Indeed, while the attack has cast a pall of sadness over the city, it also has given rise to a new saying: Toronto the Good, a sentiment perhaps best encapsulated by the actions of Constable Ken Lam, the police officer who earned praise around the world for maintaining his composure while arresting the man accused of driving the van, Alek Minassian.
Before his arrest, Mr. Minassian held an object in his hand and repeatedly pointed it at the officer, as if it were a gun. He also shouted he had a gun in his pocket and demanded the officer “shoot me in the head.”
But Constable Lam made the arrest without incident.
“I’m proud of my city,” said Colleen Rooney, 60, a life coach. “How this has brought people together, more than separated us.”

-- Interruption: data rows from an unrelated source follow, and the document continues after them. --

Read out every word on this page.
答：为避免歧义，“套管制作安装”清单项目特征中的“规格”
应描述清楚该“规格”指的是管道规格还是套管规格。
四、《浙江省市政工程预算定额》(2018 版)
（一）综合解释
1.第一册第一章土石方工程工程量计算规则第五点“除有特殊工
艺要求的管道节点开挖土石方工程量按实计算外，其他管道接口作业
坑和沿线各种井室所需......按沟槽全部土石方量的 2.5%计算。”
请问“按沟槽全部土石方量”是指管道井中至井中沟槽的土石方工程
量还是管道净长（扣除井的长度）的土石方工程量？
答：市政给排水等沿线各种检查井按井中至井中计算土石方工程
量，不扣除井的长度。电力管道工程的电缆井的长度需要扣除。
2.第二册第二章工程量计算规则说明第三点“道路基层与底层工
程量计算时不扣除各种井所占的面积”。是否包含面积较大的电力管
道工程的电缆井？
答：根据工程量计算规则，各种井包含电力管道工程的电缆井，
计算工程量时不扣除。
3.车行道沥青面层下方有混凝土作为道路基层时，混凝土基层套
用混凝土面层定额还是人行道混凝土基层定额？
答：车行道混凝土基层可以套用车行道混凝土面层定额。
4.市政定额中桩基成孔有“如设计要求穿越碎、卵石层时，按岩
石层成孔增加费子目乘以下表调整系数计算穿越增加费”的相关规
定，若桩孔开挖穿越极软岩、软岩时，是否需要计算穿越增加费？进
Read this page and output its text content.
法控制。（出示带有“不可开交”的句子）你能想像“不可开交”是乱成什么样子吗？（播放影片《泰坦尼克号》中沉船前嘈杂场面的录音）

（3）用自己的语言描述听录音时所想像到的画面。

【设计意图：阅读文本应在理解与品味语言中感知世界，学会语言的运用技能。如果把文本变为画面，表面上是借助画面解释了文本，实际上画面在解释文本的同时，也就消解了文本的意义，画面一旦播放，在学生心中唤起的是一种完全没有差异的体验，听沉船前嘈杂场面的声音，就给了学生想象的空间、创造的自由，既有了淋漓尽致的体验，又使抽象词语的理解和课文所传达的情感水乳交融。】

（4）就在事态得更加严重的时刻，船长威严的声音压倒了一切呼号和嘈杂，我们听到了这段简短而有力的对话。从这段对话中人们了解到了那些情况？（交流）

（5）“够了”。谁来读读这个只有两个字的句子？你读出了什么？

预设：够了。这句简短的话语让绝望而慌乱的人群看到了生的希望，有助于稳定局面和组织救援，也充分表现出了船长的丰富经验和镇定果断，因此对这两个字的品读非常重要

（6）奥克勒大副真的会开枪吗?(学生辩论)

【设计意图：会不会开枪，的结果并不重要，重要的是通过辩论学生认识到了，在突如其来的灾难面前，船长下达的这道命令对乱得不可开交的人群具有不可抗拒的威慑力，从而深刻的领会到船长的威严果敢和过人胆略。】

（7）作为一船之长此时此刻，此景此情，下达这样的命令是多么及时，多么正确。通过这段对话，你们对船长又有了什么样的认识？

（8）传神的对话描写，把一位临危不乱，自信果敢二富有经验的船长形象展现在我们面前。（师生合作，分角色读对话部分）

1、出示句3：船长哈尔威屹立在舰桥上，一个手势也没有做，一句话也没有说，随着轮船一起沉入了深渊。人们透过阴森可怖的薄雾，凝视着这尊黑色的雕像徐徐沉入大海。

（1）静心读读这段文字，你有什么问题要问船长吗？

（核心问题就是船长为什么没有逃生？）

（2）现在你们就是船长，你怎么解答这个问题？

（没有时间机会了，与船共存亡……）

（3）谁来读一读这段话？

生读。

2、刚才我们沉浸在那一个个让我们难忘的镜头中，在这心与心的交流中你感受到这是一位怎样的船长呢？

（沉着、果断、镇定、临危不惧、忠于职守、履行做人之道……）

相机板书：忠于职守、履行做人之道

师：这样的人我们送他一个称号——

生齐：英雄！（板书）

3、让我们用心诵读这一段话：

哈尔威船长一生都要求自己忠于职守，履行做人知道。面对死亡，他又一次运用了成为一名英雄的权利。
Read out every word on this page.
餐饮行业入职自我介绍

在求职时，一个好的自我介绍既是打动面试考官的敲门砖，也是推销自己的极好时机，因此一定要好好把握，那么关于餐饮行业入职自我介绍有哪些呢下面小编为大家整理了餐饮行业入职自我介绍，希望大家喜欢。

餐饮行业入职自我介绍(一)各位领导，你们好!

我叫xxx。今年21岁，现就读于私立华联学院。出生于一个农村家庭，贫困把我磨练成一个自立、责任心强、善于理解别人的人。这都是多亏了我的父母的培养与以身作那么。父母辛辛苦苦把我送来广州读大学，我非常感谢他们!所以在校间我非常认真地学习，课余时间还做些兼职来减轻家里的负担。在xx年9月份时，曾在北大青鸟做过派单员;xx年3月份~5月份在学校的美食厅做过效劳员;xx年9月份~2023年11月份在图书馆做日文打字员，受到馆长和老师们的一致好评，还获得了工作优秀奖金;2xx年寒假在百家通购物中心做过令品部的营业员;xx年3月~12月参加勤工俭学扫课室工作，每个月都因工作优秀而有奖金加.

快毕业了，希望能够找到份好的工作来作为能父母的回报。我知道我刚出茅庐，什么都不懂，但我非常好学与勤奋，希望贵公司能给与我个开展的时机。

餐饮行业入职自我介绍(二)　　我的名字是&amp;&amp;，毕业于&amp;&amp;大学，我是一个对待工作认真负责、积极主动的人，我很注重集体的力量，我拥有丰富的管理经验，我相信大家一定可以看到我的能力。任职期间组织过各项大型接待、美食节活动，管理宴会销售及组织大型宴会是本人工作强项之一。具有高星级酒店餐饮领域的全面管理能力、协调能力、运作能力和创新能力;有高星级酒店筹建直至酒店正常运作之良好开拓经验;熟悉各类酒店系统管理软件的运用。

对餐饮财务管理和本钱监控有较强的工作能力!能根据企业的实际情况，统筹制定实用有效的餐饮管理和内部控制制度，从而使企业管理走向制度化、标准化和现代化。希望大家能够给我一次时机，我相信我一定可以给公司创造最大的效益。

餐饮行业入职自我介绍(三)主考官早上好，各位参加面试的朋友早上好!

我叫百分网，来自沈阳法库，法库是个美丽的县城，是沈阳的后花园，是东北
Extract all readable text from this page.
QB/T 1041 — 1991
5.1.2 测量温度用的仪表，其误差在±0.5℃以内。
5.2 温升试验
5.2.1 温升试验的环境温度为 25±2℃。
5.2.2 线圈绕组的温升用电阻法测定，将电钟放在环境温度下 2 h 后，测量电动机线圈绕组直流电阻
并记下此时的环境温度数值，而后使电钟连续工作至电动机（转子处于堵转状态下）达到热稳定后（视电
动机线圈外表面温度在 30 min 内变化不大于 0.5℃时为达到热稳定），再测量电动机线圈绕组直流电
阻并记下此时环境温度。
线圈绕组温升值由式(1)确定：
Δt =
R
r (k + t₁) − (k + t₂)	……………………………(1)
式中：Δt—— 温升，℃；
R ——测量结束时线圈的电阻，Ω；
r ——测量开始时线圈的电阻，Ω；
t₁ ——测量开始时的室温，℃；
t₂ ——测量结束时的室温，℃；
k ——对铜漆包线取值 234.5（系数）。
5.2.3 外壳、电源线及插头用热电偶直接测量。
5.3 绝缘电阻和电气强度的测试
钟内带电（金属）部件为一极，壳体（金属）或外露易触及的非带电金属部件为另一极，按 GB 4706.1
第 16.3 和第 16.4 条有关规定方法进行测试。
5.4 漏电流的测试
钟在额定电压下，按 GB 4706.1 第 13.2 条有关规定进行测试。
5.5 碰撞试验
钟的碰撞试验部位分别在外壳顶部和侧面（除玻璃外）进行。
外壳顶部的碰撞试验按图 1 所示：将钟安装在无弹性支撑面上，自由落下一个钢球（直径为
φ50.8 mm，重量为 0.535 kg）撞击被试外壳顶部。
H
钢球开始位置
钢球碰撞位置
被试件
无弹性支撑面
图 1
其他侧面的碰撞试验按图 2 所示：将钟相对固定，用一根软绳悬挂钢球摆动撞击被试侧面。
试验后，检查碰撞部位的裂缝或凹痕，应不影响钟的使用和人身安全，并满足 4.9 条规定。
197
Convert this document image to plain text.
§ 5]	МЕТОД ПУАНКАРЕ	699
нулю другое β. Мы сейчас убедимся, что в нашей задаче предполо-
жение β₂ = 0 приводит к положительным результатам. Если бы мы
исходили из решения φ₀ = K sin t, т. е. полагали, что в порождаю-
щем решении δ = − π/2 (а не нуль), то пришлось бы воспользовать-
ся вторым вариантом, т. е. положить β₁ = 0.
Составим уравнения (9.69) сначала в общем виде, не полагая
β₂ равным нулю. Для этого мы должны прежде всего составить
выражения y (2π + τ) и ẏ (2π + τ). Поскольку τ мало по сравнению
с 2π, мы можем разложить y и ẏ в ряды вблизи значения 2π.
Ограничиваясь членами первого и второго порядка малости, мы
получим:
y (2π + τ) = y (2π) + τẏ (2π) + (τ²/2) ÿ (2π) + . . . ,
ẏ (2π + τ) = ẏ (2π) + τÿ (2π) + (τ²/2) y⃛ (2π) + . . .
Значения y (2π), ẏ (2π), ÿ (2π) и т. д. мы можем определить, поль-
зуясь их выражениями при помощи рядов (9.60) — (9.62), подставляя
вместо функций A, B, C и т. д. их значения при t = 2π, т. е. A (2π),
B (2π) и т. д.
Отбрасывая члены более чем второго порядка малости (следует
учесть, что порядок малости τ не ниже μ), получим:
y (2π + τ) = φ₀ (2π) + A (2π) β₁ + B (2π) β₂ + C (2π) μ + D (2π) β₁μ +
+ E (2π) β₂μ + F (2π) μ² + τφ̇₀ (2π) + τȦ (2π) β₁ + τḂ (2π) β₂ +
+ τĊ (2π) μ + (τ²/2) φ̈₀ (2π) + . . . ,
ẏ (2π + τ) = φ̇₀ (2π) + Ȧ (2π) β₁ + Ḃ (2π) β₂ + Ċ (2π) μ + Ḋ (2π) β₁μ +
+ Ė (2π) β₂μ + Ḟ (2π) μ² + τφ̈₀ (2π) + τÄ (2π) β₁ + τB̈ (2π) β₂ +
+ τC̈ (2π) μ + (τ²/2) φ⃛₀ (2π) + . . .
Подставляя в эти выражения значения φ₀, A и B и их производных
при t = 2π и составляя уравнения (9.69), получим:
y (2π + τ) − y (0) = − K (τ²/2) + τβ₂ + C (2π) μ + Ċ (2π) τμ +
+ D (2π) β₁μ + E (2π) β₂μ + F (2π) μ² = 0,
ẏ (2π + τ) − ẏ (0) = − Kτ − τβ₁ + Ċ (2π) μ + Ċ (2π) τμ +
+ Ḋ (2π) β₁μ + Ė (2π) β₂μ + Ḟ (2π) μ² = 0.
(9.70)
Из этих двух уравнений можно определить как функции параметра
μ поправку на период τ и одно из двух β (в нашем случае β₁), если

In addition to the response of the city’s emergency services, the Canadian news media has highlighted the actions of ordinary citizens in the aftermath of the attack: people who held the hands of dying victims, who tore off their belts to fashion tourniquets, who performed CPR until the paramedics arrived.
“It says something that we came together like this,” said Annie Lee, 28, who lives in a condominium building close to where the attack ended. “No one jumped to conclusions. Politicians did not blame each other like in the United States. It’s a testament to our unity,” said Ms. Lee, 28, who works in marketing.
The city began a #TorontoStrong fund-raising effort, which had raised 1.8 million Canadian dollars, or about $1.3 million, by Sunday. Much of the money will go to the families of the victims, to help cover funeral costs and trauma counseling.